Os orgãos de informação internacionais e nacionais estão a dar conta de dois mortos, um jovem de 17 anos e uma jovem de 24 anos, em consequência de confrontos durante o dia de manifestações na Venezuela, visando protestos contra o presidente Nicolas Maduro.
Para hoje, naquele país onde está uma forte comunidade madeirense radicada, estavam previstas várias manifestações, havendo mesmo quem aponte para aquela que está a ser denominada de “mãe de todas as manifestações”.

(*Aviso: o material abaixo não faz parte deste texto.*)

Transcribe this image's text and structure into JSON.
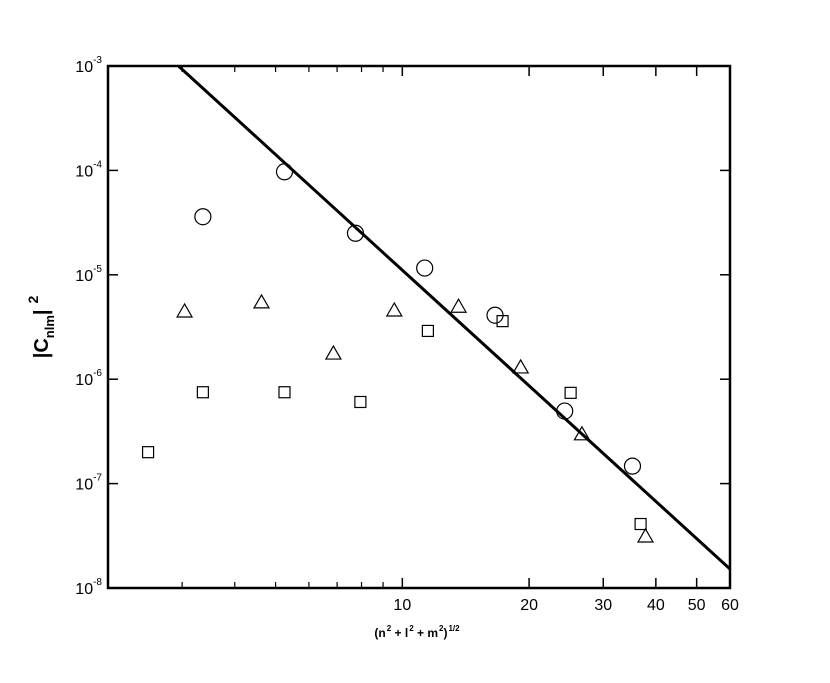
{
  "chart_data": {
    "type": "scatter",
    "log_x": true,
    "log_y": true,
    "xlabel": [
      {
        "text": "(n"
      },
      {
        "sup": "2"
      },
      {
        "text": " +  l"
      },
      {
        "sup": "2"
      },
      {
        "text": " +  m"
      },
      {
        "sup": "2"
      },
      {
        "text": ")"
      },
      {
        "sup": "1/2"
      }
    ],
    "ylabel": {
      "main": "|C",
      "sub": "nlm",
      "end": "|",
      "sup": "2"
    },
    "xlim": [
      2,
      60
    ],
    "ylim": [
      1e-08,
      0.001
    ],
    "xticks": [
      10,
      20,
      30,
      40,
      50,
      60
    ],
    "xminor": [
      3,
      4,
      5,
      6,
      7,
      8,
      9
    ],
    "yticks": [
      {
        "value": 1e-08,
        "label": {
          "base": "10",
          "exp": "-8"
        }
      },
      {
        "value": 1e-07,
        "label": {
          "base": "10",
          "exp": "-7"
        }
      },
      {
        "value": 1e-06,
        "label": {
          "base": "10",
          "exp": "-6"
        }
      },
      {
        "value": 1e-05,
        "label": {
          "base": "10",
          "exp": "-5"
        }
      },
      {
        "value": 0.0001,
        "label": {
          "base": "10",
          "exp": "-4"
        }
      },
      {
        "value": 0.001,
        "label": {
          "base": "10",
          "exp": "-3"
        }
      }
    ],
    "series": [
      {
        "marker": "circle",
        "color": "#000000",
        "x": [
          3.36,
          5.25,
          7.74,
          11.3,
          16.6,
          24.3,
          35.2
        ],
        "values": [
          3.6e-05,
          9.7e-05,
          2.5e-05,
          1.16e-05,
          4.1e-06,
          4.95e-07,
          1.47e-07
        ]
      },
      {
        "marker": "triangle",
        "color": "#000000",
        "x": [
          3.04,
          4.63,
          6.86,
          9.57,
          13.6,
          19.1,
          26.7,
          37.8
        ],
        "values": [
          4.5e-06,
          5.5e-06,
          1.78e-06,
          4.6e-06,
          5e-06,
          1.31e-06,
          3e-07,
          3.15e-08
        ]
      },
      {
        "marker": "square",
        "color": "#000000",
        "x": [
          2.49,
          3.36,
          5.25,
          7.95,
          11.5,
          17.3,
          25.1,
          36.8
        ],
        "values": [
          2e-07,
          7.5e-07,
          7.5e-07,
          6.05e-07,
          2.9e-06,
          3.6e-06,
          7.4e-07,
          4.1e-08
        ]
      },
      {
        "marker": "line",
        "color": "#000000",
        "x": [
          2.94,
          60
        ],
        "values": [
          0.001,
          1.52e-08
        ]
      }
    ]
  }
}
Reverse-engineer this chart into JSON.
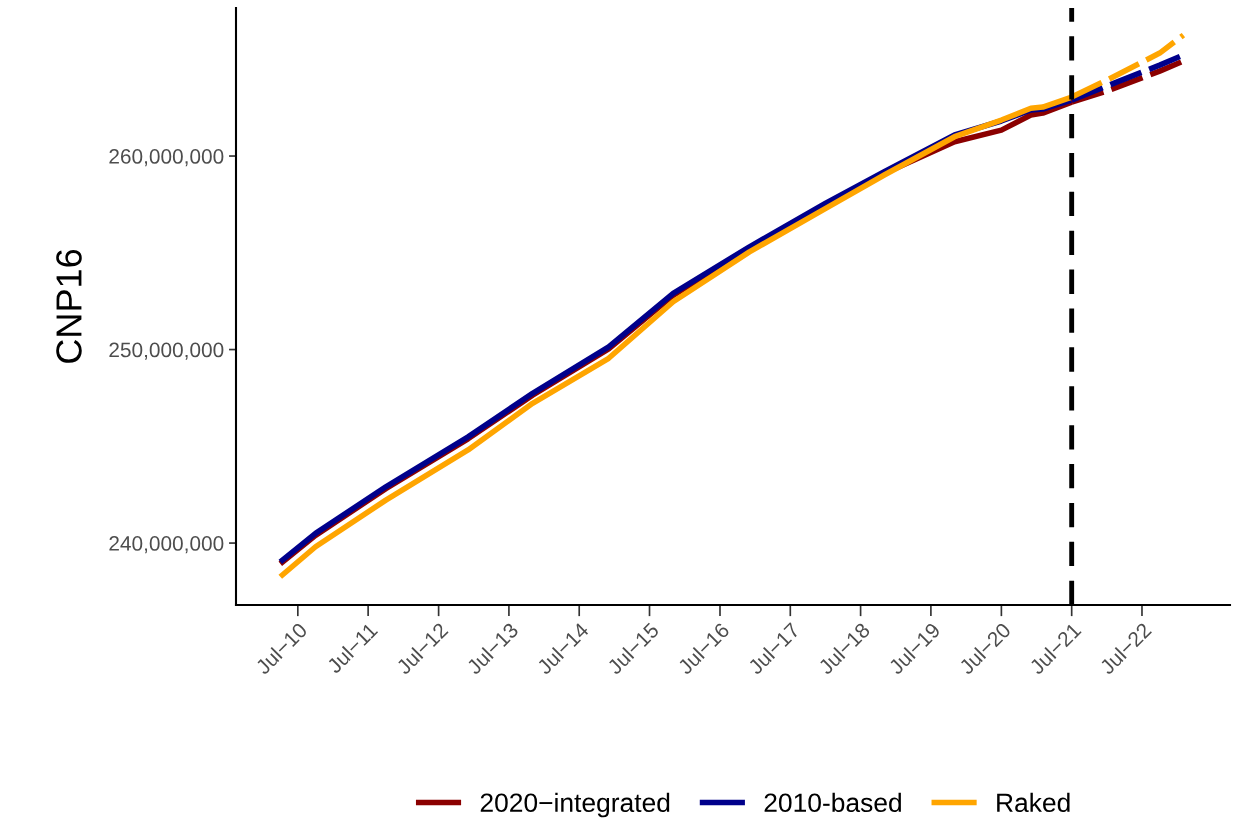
{
  "chart_data": {
    "type": "line",
    "ylabel": "CNP16",
    "legend": "bottom",
    "grid": false,
    "line_style": "solid",
    "marker": "none",
    "xlim": [
      "2009-08-14",
      "2023-10-01"
    ],
    "xticks": [
      {
        "value": "2010-07",
        "label": "Jul−10"
      },
      {
        "value": "2011-07",
        "label": "Jul−11"
      },
      {
        "value": "2012-07",
        "label": "Jul−12"
      },
      {
        "value": "2013-07",
        "label": "Jul−13"
      },
      {
        "value": "2014-07",
        "label": "Jul−14"
      },
      {
        "value": "2015-07",
        "label": "Jul−15"
      },
      {
        "value": "2016-07",
        "label": "Jul−16"
      },
      {
        "value": "2017-07",
        "label": "Jul−17"
      },
      {
        "value": "2018-07",
        "label": "Jul−18"
      },
      {
        "value": "2019-07",
        "label": "Jul−19"
      },
      {
        "value": "2020-07",
        "label": "Jul−20"
      },
      {
        "value": "2021-07",
        "label": "Jul−21"
      },
      {
        "value": "2022-07",
        "label": "Jul−22"
      }
    ],
    "ylim": [
      236800000,
      267650000
    ],
    "yticks": [
      {
        "value": 240000000,
        "label": "240,000,000"
      },
      {
        "value": 250000000,
        "label": "250,000,000"
      },
      {
        "value": 260000000,
        "label": "260,000,000"
      }
    ],
    "ref_lines": [
      {
        "axis": "x",
        "value": "2021-07",
        "label": null,
        "color": "#000000",
        "line_style": "dashed"
      }
    ],
    "series": [
      {
        "name": "2020−integrated",
        "color": "#8b0000",
        "x": [
          "2010-04",
          "2010-10",
          "2011-10",
          "2012-12",
          "2013-11",
          "2014-12",
          "2015-11",
          "2016-12",
          "2018-01",
          "2018-11",
          "2019-11",
          "2020-07",
          "2020-12",
          "2021-02",
          "2021-07"
        ],
        "values": [
          238930000,
          240400000,
          242810000,
          245390000,
          247640000,
          250040000,
          252800000,
          255210000,
          257460000,
          259100000,
          260740000,
          261340000,
          262120000,
          262220000,
          262790000
        ]
      },
      {
        "name": "2010-based",
        "color": "#00008b",
        "x": [
          "2010-04",
          "2010-10",
          "2011-10",
          "2012-12",
          "2013-11",
          "2014-12",
          "2015-11",
          "2016-12",
          "2018-01",
          "2018-11",
          "2019-11",
          "2020-07",
          "2020-12",
          "2021-02",
          "2021-07"
        ],
        "values": [
          239030000,
          240500000,
          242910000,
          245490000,
          247740000,
          250140000,
          252900000,
          255310000,
          257560000,
          259190000,
          261090000,
          261810000,
          262380000,
          262430000,
          262890000
        ]
      },
      {
        "name": "Raked",
        "color": "#ffa500",
        "x": [
          "2010-04",
          "2010-10",
          "2011-10",
          "2012-12",
          "2013-11",
          "2014-12",
          "2015-11",
          "2016-12",
          "2018-01",
          "2018-11",
          "2019-11",
          "2020-07",
          "2020-12",
          "2021-02",
          "2021-07"
        ],
        "values": [
          238260000,
          239810000,
          242220000,
          244810000,
          247220000,
          249550000,
          252470000,
          255050000,
          257300000,
          259020000,
          261000000,
          261860000,
          262470000,
          262530000,
          263050000
        ]
      },
      {
        "color": "#8b0000",
        "line_style": "dashed",
        "x": [
          "2021-07",
          "2022-01",
          "2022-10",
          "2023-02"
        ],
        "values": [
          262790000,
          263360000,
          264390000,
          264910000
        ]
      },
      {
        "color": "#00008b",
        "line_style": "dashed",
        "x": [
          "2021-07",
          "2022-01",
          "2022-10",
          "2023-02"
        ],
        "values": [
          262890000,
          263620000,
          264700000,
          265220000
        ]
      },
      {
        "color": "#ffa500",
        "line_style": "dashed",
        "x": [
          "2021-07",
          "2022-01",
          "2022-10",
          "2023-02"
        ],
        "values": [
          263050000,
          263930000,
          265320000,
          266250000
        ]
      }
    ]
  }
}
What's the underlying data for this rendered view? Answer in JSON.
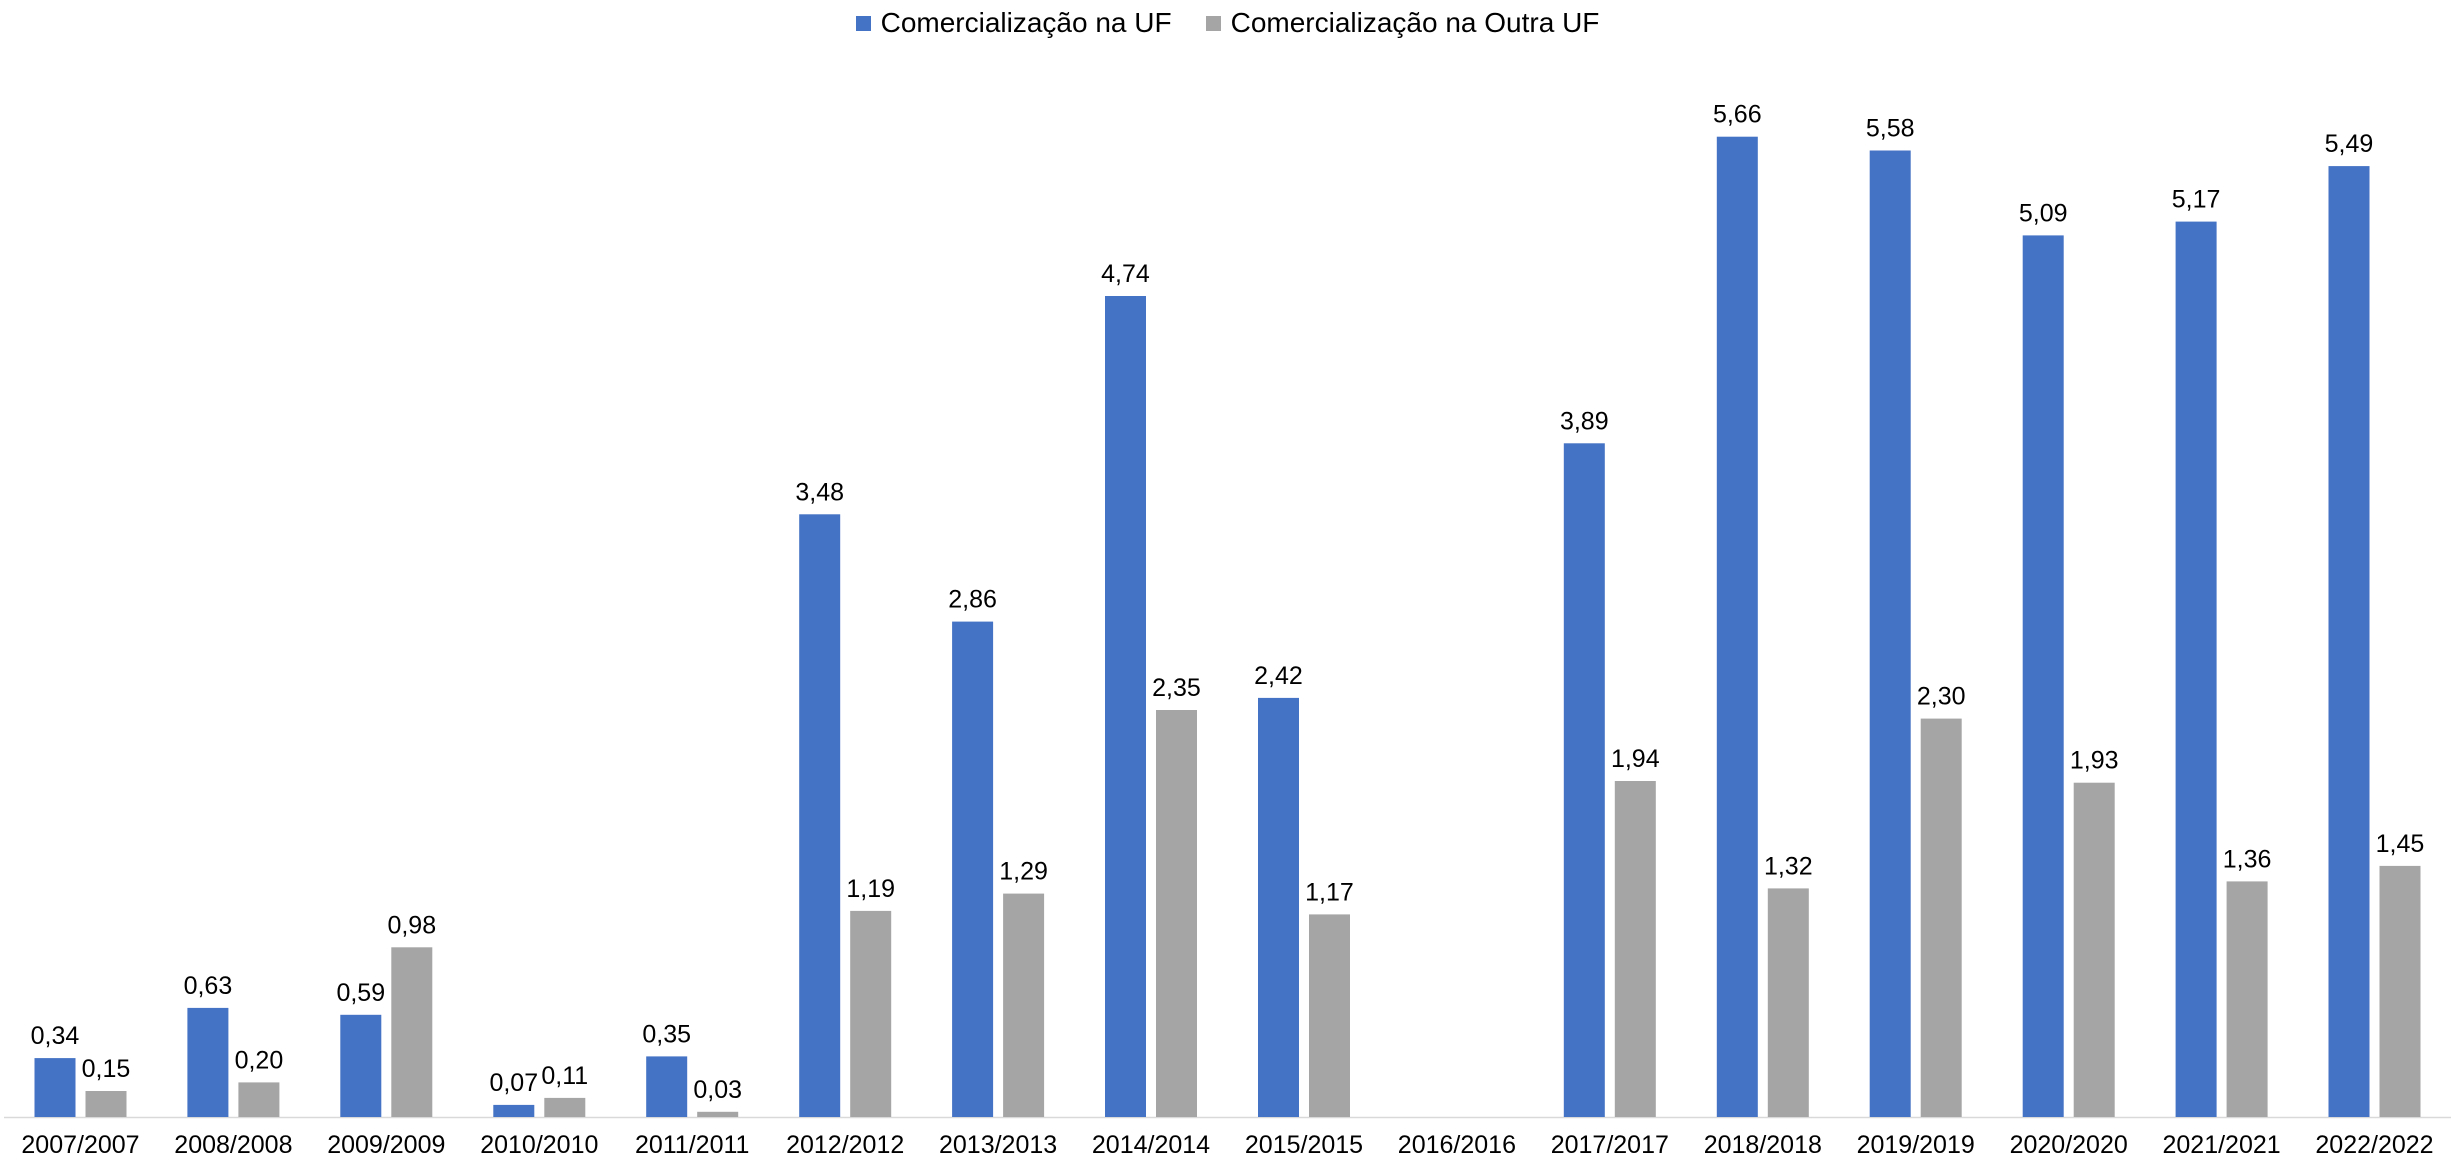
{
  "chart_data": {
    "type": "bar",
    "title": "",
    "xlabel": "",
    "ylabel": "",
    "ylim": [
      0,
      6
    ],
    "grid": false,
    "legend_position": "top-center",
    "categories": [
      "2007/2007",
      "2008/2008",
      "2009/2009",
      "2010/2010",
      "2011/2011",
      "2012/2012",
      "2013/2013",
      "2014/2014",
      "2015/2015",
      "2016/2016",
      "2017/2017",
      "2018/2018",
      "2019/2019",
      "2020/2020",
      "2021/2021",
      "2022/2022"
    ],
    "series": [
      {
        "name": "Comercialização na UF",
        "color": "#4472C4",
        "values": [
          0.34,
          0.63,
          0.59,
          0.07,
          0.35,
          3.48,
          2.86,
          4.74,
          2.42,
          null,
          3.89,
          5.66,
          5.58,
          5.09,
          5.17,
          5.49
        ],
        "labels": [
          "0,34",
          "0,63",
          "0,59",
          "0,07",
          "0,35",
          "3,48",
          "2,86",
          "4,74",
          "2,42",
          "",
          "3,89",
          "5,66",
          "5,58",
          "5,09",
          "5,17",
          "5,49"
        ]
      },
      {
        "name": "Comercialização na Outra UF",
        "color": "#A5A5A5",
        "values": [
          0.15,
          0.2,
          0.98,
          0.11,
          0.03,
          1.19,
          1.29,
          2.35,
          1.17,
          null,
          1.94,
          1.32,
          2.3,
          1.93,
          1.36,
          1.45
        ],
        "labels": [
          "0,15",
          "0,20",
          "0,98",
          "0,11",
          "0,03",
          "1,19",
          "1,29",
          "2,35",
          "1,17",
          "",
          "1,94",
          "1,32",
          "2,30",
          "1,93",
          "1,36",
          "1,45"
        ]
      }
    ]
  }
}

O Ministério Público já tinha confirmado, em comunicado, a existência de um morto, o jovem de 17 anos, que foi baleado e nao resistiu aos ferimentos, acabando por falecer no hospital. Os jornais estão a noticiar outra morte, uma rapariga de 24 anos.
Apoiantes e opositores do presidente Maduro estão a confluir para os locais das manifestações e, assim, naturalmente, a polícia aguarda por conflitos, situação que já começou a ocorrer quando eram 16 horas em Portugal, 11 horas da manhã na Venezuela.
O País de Simon Bolívar vive hoje o 207º aniversário da revolução de 1810 e, simbolicamente, os venezuelanos querem deixar marcas, algumas da pior forma.
A Venezuela tem vindo a sofrer uma degradação, a todos os níveis, pelo que neste momento há uma crescente preocupação entre a comunidade madeirenses, que já não esconde a existência de um clima de grande tensão, que pode comprometer o futuro do País e o dos próprios madeirenses que ali vivem, não sendo de excluir algum propósito de regresso à Madeira, em função dos permanentes conflitos a que temos assistido, à falta de alimentos e ao ambiente vivido, com Maduro a sofrer uma enorme contestação.
O ministro português dos Negócios Estrangeiros já afirmou que o governo da República está atento ao que se passa na Venezuela e tem um plano de contingência para apoiar a extensa comunidade portuguesa a viver naquele país.